Bu arkadaşların önemli bir özelliği de memleketin kurtuluşunun kendi kalemlerine bağlı olduğuna inanmalarıdır.

Gerçi bunların çoğu yaklaşık 20 yıldır yazmakta ve onlar yazdıkça memleket daha da batmaktadır.

Dahası yapılan bazı araştırmalar memleketteki çöküşün bu arkadaşların bazılarının yazmaya başlamasıyla birlikte başladığına da işaret etmektedir.

Ama bunlar ikinci derecede önemi olan şeylerdir.

Önemli olan 50 adet yazarın hemen her gün memleket kurtaracak kadar fikri birikime sahip olmasıdır.

***

Açıkça söylemeliyim ki ben bu iki kategorinin dışında kalıyorum.

Ben yirmi yıldır düşünüyorum, son dört yıldır da yazı yazıyorum.

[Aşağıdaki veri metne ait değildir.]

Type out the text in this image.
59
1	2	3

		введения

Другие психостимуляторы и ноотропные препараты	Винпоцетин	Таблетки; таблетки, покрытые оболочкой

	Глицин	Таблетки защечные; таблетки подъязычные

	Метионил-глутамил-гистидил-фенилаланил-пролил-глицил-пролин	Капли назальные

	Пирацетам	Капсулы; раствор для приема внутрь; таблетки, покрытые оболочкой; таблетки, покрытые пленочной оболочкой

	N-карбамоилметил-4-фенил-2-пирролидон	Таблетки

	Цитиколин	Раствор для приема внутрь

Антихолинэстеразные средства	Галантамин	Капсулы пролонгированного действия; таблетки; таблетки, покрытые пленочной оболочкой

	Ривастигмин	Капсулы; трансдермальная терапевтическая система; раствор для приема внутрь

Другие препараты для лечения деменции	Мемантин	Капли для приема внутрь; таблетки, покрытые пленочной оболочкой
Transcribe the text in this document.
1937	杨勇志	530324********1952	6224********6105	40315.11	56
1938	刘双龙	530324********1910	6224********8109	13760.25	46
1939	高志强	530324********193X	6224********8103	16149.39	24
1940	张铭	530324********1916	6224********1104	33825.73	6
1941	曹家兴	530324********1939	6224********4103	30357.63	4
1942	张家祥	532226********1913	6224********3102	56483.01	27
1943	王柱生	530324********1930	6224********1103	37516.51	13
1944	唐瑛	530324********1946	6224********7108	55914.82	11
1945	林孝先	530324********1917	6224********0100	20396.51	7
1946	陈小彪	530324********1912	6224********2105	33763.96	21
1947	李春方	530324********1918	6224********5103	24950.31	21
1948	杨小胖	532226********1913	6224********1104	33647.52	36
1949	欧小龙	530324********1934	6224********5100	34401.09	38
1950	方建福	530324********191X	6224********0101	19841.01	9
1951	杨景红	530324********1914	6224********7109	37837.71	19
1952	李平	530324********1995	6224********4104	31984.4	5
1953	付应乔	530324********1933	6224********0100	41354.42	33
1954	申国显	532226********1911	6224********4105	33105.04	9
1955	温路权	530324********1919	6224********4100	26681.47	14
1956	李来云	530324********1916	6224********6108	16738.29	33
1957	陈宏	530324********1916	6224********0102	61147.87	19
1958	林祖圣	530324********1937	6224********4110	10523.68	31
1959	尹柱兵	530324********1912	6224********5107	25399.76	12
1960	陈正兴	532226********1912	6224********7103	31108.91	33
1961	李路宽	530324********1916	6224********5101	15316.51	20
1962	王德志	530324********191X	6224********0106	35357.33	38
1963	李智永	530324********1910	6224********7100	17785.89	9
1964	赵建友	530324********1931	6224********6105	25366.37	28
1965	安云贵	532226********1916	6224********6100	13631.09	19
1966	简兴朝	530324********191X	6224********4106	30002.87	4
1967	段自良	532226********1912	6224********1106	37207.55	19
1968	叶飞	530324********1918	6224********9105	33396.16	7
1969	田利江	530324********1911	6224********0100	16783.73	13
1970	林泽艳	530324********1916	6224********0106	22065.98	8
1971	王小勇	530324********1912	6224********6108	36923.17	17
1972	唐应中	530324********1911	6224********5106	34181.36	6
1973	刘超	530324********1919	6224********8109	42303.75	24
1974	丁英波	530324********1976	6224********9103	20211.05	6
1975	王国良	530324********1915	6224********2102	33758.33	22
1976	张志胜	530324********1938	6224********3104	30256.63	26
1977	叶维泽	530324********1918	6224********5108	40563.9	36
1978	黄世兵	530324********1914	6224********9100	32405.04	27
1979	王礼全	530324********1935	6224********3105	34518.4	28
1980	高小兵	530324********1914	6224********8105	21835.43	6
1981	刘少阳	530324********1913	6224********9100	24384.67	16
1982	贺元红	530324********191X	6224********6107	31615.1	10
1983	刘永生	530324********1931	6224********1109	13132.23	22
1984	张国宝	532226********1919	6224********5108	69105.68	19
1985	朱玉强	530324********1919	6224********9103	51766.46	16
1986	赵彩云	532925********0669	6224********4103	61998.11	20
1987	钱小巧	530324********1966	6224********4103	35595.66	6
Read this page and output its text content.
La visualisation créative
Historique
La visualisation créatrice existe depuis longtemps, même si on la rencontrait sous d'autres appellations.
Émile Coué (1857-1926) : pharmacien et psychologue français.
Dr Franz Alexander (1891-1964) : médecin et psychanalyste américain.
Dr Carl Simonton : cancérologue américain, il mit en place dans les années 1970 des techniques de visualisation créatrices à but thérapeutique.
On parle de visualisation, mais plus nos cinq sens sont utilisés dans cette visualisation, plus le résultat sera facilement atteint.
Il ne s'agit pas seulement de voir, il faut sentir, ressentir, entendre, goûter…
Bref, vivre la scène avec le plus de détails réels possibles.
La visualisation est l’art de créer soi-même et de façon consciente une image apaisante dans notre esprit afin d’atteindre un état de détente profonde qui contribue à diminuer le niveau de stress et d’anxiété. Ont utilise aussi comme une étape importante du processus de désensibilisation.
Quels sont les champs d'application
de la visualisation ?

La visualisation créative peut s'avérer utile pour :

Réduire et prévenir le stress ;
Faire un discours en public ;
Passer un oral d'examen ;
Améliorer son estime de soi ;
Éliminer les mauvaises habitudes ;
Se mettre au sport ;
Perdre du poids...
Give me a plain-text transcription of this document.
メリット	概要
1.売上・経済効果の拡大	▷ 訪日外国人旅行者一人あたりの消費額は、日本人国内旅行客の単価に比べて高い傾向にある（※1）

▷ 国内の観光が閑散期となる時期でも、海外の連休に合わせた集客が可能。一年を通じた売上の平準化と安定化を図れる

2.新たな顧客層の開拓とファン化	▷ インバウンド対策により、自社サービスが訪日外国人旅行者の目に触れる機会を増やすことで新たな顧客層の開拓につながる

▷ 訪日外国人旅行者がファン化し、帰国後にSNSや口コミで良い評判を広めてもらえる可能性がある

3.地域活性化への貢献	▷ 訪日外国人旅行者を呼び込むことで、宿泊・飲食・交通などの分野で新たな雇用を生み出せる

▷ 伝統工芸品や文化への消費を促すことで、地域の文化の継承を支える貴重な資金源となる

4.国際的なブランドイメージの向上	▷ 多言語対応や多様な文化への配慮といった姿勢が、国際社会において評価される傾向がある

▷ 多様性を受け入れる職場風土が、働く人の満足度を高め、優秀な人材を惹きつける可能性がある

Ne memleket meseleleri, ne enflasyon, ne Refah Partisi, ne demokrasi, ne dış politika, hiçbir şey umurumda değil.

Bunca yıldır cevabını aramakta olduğum sadece tek bir soru var.

Bu konuya felsefi, politik, sosyolojik her türlü açıdan yaklaştım.

Buna rağmen tatmin edici bir cevap halen daha bulamadım.

Yazarlık yaşamımı, cevabını bulmaya adamış olduğum soru şu:

İnsanlar neden büyük tuvaletlerini yapıp, kâğıtla temizlendikten sonra illa da bu kâğıdı incelerler?

Tuvalet kâğıdına bakınca neyi görmeyi ummaktadırlar?

Bu beklentileri gerçekleşir mi, yoksa her sabah yeni bir hayal kırıklığına mı uğrarlar.

Bu bakışın bir anlamı var mıdır? Varsa nedir.

İşte ben yıllardır bu meseleye takmış durumdayım ve açıkça söyleyeyim yazdığım bütün yazılar ilk bakışta farklı konularda gözükse de temelde bu tek soruna cevap arayışının denemelerinden oluşmaktadır.

***

Ben inanıyorum ki insanların popolarını temizledikleri kâğıda son bir bakış atmadan duramamalarının gerçek nedenini bulduğumda Türkiye'deki bir çok sorunun da temeline ineceğim.

Örneğin demokrasi neden durmadan aksar, Babıali neden bu durumda, köşe yazarları neden megaloman olur, kültürel birikimi sıfır olan köşe yazarlarının her gün vatanı kurtarmaları mantıki mi, Mesut Yılmaz ne istiyor, Tansu Çiller'in anlamı ne, bu ve bu gibi soruların cevabını da benim asıl temel sorun olarak adlandırdığım meseleyi cevaplandırınca bulacağım.

Bu nedenle yukarda saydığım üç kategori içinde en önemli, en vatansever yazarın da ben olduğuma inanıyorum.

Dolayısıyla görevimi üstün bir hizmet anlayışı ile her gün yapacağıma, devletime yazılarımla hizmet vereceğime şerefim ve namusum üzerine söz veririm.